Kupang – Gubernur Nusa Tenggara Timur (NTT), Emanuel Melkiades Laka Lena, menyatakan pemerintah provinsi dan kabupaten gagal mendeteksi serta mencegah kasus bunuh diri yang dilakukan oleh YBS (10), seorang siswa kelas IV sekolah dasar di Kabupaten Ngada.
Kegagalan Sistemik
Menurut Gubernur Laka Lena, peristiwa tragis yang menimpa YBS, yang ditemukan tewas gantung diri, merupakan bukti kegagalan sistemik pemerintah dalam menangani persoalan sosial yang dihadapi warganya. Ia menyampaikan duka cita mendalam atas kejadian tersebut.
“Sebagai Gubernur NTT, saya turut berdukacita yang mendalam dengan kejadian di Jeri Bu’u adik kita harus meninggal, karena sistem yang ada di pemerintah provinsi, Kabupaten Ngada, sampai tingkat bawah, untuk bersama perangkat sistem yang lain. Kami gagal untuk mendeteksi dan solusi untuk anak tersebut. Apa pun kisahnya ini adalah tamparan keras bagi kemanusiaan kita,” ujar Gubernur Laka Lena, dilansir detikBali, Rabu (4/2/2026).
Ia menambahkan bahwa kejadian ini menjadi tamparan keras bagi semua pihak yang terlibat dalam upaya pencegahan agar tidak ada lagi nyawa yang melayang sia-sia akibat kondisi serupa.

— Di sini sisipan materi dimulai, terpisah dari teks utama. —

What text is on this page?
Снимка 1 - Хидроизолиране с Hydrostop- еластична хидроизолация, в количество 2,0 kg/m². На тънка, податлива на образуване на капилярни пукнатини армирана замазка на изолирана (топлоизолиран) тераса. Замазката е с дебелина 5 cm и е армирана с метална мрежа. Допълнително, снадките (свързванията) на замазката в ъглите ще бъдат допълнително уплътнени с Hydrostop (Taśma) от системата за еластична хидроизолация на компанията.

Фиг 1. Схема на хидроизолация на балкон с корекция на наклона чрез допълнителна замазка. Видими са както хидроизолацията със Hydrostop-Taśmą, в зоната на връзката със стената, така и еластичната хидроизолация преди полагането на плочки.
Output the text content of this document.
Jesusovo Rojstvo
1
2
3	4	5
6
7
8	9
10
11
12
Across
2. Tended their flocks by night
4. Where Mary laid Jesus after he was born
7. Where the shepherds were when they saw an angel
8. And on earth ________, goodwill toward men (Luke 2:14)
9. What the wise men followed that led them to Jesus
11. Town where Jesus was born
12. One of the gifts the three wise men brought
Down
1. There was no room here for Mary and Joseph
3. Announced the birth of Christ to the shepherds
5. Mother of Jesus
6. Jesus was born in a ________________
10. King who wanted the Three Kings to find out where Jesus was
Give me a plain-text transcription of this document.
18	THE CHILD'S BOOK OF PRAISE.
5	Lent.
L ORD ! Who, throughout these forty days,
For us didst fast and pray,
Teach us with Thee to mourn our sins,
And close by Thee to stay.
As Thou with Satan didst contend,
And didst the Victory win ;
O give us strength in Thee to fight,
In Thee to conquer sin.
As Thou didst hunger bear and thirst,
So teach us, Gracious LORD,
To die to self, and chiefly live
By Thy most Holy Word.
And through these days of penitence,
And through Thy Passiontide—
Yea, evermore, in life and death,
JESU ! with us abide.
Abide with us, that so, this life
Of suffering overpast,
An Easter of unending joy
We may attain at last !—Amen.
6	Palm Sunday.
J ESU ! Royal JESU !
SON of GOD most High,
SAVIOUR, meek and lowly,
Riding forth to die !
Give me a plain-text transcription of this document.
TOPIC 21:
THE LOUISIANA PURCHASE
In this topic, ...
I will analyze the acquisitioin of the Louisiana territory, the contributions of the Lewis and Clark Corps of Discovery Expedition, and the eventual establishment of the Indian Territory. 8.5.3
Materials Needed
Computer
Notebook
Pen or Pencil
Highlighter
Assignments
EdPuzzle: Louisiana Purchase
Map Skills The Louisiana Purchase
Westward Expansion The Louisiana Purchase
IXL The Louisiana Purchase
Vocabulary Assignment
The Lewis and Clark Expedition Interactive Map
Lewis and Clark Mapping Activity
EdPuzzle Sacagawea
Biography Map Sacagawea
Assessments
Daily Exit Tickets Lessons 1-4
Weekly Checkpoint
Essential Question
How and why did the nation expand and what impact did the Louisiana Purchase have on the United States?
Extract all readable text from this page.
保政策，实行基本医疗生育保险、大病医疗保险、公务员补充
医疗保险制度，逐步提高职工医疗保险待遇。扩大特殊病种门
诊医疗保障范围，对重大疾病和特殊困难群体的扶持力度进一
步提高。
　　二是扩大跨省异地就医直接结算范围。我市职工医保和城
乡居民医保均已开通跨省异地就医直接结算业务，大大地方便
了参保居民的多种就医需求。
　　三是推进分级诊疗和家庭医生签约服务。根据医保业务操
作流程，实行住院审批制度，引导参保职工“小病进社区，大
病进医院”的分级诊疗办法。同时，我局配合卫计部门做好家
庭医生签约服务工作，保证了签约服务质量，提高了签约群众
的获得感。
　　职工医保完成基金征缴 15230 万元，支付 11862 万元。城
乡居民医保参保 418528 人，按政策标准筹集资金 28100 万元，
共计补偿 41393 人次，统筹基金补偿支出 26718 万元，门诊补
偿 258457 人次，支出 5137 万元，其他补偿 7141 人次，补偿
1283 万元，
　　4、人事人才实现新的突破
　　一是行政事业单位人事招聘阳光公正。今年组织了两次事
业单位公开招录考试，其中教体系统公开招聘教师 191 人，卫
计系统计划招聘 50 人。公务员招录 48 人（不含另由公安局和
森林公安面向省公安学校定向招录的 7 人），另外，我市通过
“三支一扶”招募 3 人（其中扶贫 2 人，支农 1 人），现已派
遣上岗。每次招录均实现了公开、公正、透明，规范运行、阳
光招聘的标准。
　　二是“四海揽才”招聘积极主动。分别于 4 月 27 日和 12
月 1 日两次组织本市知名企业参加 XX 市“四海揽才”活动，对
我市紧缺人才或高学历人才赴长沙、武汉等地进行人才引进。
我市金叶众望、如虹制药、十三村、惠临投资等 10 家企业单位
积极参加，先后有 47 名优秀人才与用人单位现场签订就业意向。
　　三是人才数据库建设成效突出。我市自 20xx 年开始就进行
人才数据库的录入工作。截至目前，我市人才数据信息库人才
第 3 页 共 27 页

Pelajaran Berharga dan Langkah Lanjutan
Gubernur Laka Lena berharap peristiwa ini dapat menjadi pelajaran berharga bagi semua pihak agar kejadian serupa tidak terulang di masa mendatang. Ia menyampaikan belasungkawa kepada keluarga korban dan mendoakan agar almarhum diterima di sisi Tuhan.
“Saya mengucapkan belasungkawa bagi keluarga, kita doakan agar anak tercinta kita ini bisa diterima di sisi Tuhan dan benar-benar menjadi pelajaran berharga bagi kita semua agar tidak terjadi lagi di kemudian hari,” tuturnya.
Politikus Partai Golkar ini menegaskan komitmennya untuk segera membahas persoalan ini secara mendalam dengan seluruh bupati dan wali kota se-NTT. Tujuannya adalah untuk merumuskan langkah-langkah konkret guna mencegah terulangnya kasus bunuh diri di kalangan siswa sekolah dasar di seluruh wilayah provinsi tersebut.
“Kami akan membicarakan semua ini dengan semua pihak, agar kejadian seperti ini tidak terjadi lagi di seluruh NTT,” tegasnya.